If you think about it, open water swimmers often swim in waters with boat traffic so it’s actually pretty weird that most wetsuits are black. Boat operators can be distracted, inexperienced, or even under the influence, so a bright-colored wetsuit that’s more likely to be seen from a distance is a much safer idea.

Personally, i never leave land without my high visibility safety swim buoy, and i’m really cautious about sharing the water with water craft travelling faster than 15km an hour since a close-ish call in the lake last summer, but still, a bit more visibility can’t be a bad idea.

Enter the Vitalis Orca Openwater Hi-Vis, a wetsuit designed especially to stand out in open water. The suit has a bright neon orange sleeve design which makes it easy for fellow swimmers and watercraft to spot you. In combination with the matching Orca High Vis Neoprene Swim cap* , your only danger is attracting bees from the shore.

*Note: i personally find the neoprene cap a bit much for anything other than those freezing cold early season, six weeks earlier than anyone else dips their toes type swims, but it is worth its weight in gold in those moments. I had, and still have, a boring cheap neoprene one, but the matching high vis version makes me feel ready to take on iceman (and i don’t mean Wim Hof). For a high vis summer adventure in boat country i recommend something bright and silicone instead.

High performance

The Vitalis Orca Openwater wetsuit uses the ‘Infinity Skin 2’ lining which is supposed to enhance the overall performance and comfort of the wetsuit, particularly in terms of flexibility and buoyancy. The Infinity Skin 2 lining is constructed from a high-quality, super stretch nylon material. I did not feel like i have felt in some other suits i’ve tried where the shoulders can feel constricted and lacking in range of motion at first. I liked that the suit felt tight to my body but kind of nice and firm yet stretchy from the get-go, rather than feeling like it needed wearing in like with some suits. That takes a huge leap of faith if you are about to drop $300 in the wetsuit store. I was able to feel that loose and relaxed feeling in my shoulders when i did a few of my Michael Phelps warm up slaps.

The Infinity Skin not only enhances the overall comfort of the wetsuit but also helps to reduce water ingress, by clinging closer to the natural lines of your beautiful body, which supposedly keeps you warmer in cold water conditions. I don’t know about differences in water ingress as compared with other suits out there, but I did feel snug as a bug in some pretty early swims – we’re talking end of May, people.
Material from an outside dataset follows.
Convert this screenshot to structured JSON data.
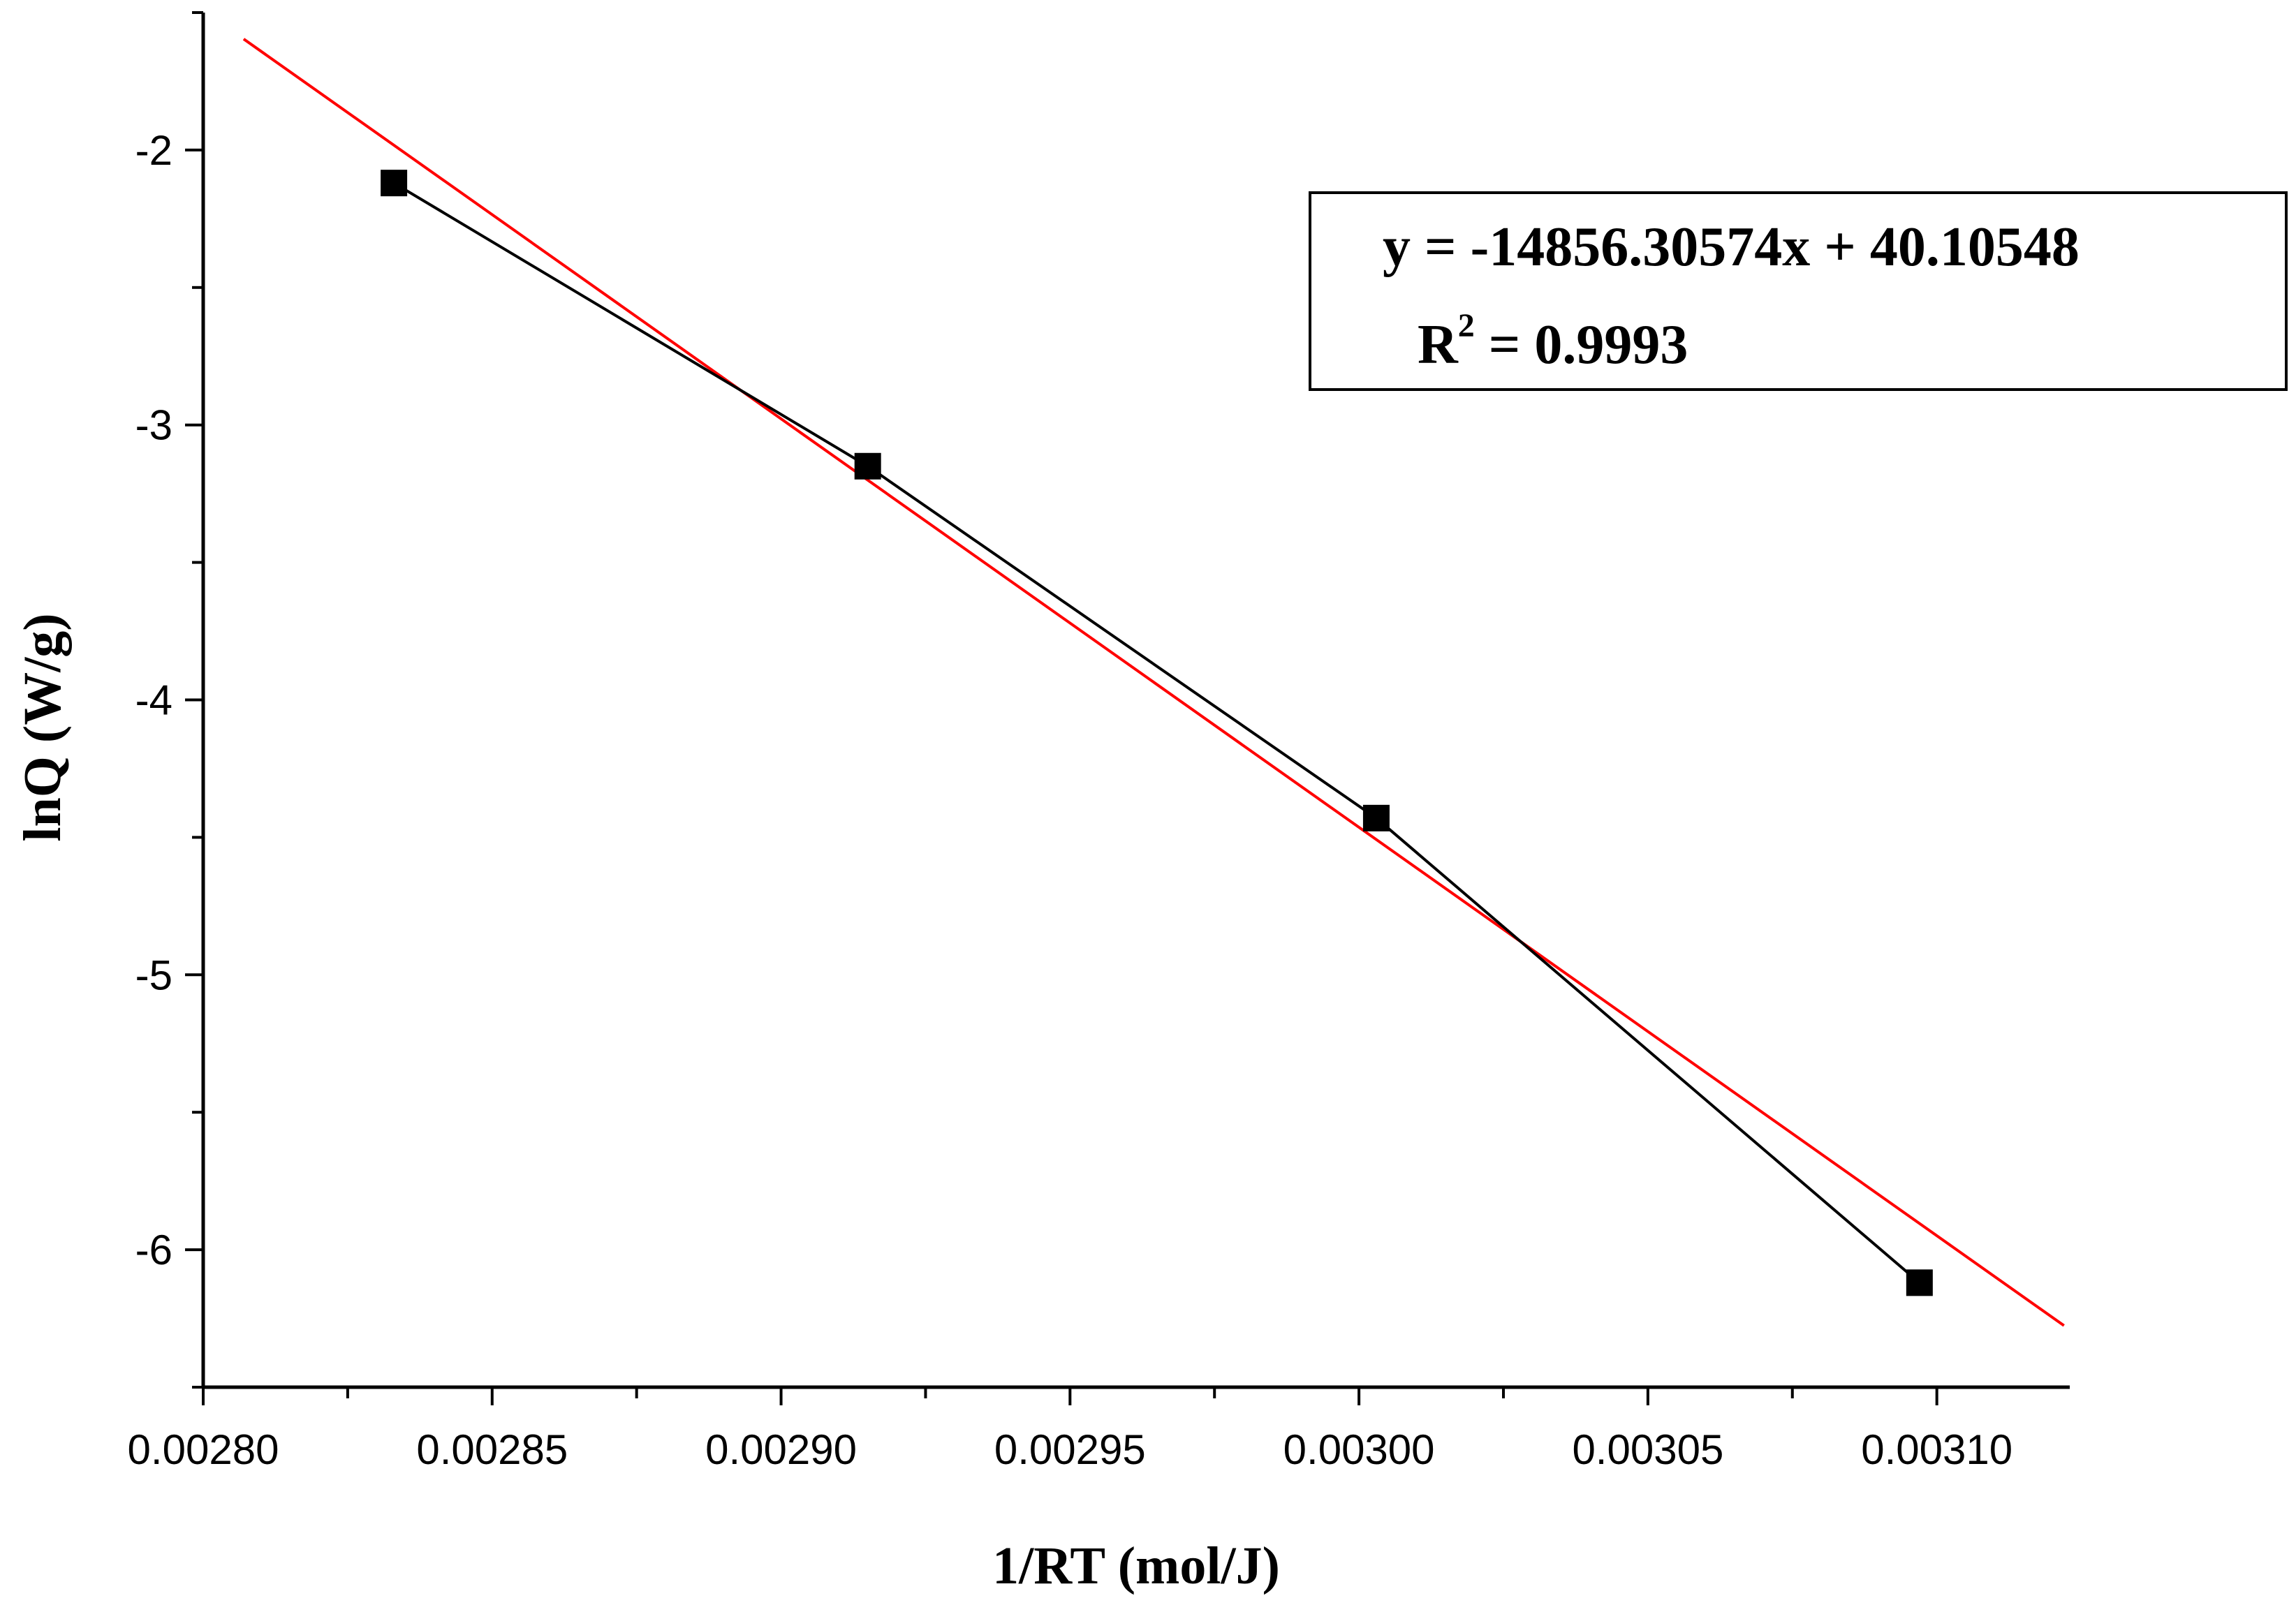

In regards to actual performance gains, the Orca Vitalis has smoothskin neoprene panels on the chest and back designed to minimize water drag and promote more efficient swimming. Their strategic positioning optimizes buoyancy and body line, reducing fatigue and supposedly improving overall swimming performance. Again we are talking about open water here so it’s hard to measure what are surely marginal gains, however i am sure that i experienced a difference in my body position and a corresponding reduction in drag. Is that cheating? I’ll take every little bit i can get.

Disclaimer: Our swimming adventure content is not intended to take the place of specific, current, local advice from qualified experts. We strongly recommend that you consult with professional safety experts and take all necessary precautions should you undertake any adventure activity, especially in open water. Swimming is a HAZARDOUS activity. Never swim alone or beyond your ability. There is the possibility of physical injury, emotional distress and/or death, and you assume the risk and responsibility for any such results.